Padahal, DSP3A, sudah pernah merekomendasikan alun alun kota, untuk dijadikan sebagai areal lingkungan ramah anak.
Namun demikian, rekomendasi tersebut, terbentur dengan status lahan yang masih dimiliki PT Inhutani, sehingga banyak regulasi menuju KLA yang butuh dibicarakan dengan pemilik lahan.

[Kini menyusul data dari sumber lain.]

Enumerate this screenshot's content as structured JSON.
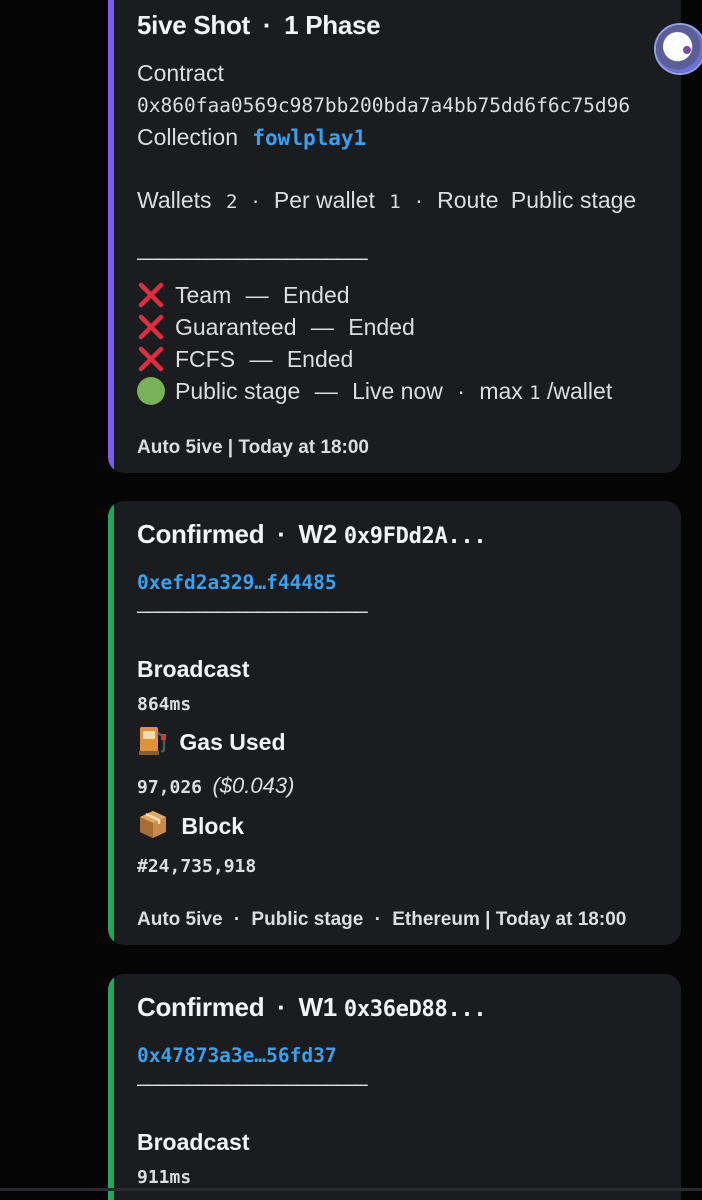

‘’Karena lahannya bukan milik pemerintah, kita tidak bisa membatasi dengan aturan yang sekiranya ramah anak. Apalagi di alun alun kota itu tempatnya kan terlalu bebas. Orang dewasa berkumpul, merokok, dan ada juga yang berpacaran. Potensi transaksi prostitusi anak juga tinggi,’’ jelas Endah.

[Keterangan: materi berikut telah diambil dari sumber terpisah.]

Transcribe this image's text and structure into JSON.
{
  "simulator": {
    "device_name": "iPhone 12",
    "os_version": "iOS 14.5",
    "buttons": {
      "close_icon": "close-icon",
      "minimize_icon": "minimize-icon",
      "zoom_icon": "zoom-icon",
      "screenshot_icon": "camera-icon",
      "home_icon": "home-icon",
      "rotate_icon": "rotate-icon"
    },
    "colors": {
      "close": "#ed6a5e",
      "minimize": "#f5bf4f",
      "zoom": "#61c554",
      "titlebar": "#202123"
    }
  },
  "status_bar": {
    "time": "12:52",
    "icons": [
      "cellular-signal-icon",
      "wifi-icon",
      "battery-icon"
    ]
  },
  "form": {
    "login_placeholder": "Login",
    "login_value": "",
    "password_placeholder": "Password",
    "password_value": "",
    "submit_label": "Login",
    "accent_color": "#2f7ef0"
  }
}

Analisa tersebut, berdasar hasil sejumlah wawancara dan pendampingan anak yang menjadi korban eksploitasi seksual.
Si bocah yang merupakan korban perceraian, curhat dengan temannya bahwa ibunya yang bekerja sebagai tenaga honor belum gajian, sehingga ia kesulitan membeli kebutuhannya.
Si teman curhat, menceritakan masalah si bocah kepada pacarnya, dan akhirnya memberi solusi untuk jual diri kepada ‘om senang’.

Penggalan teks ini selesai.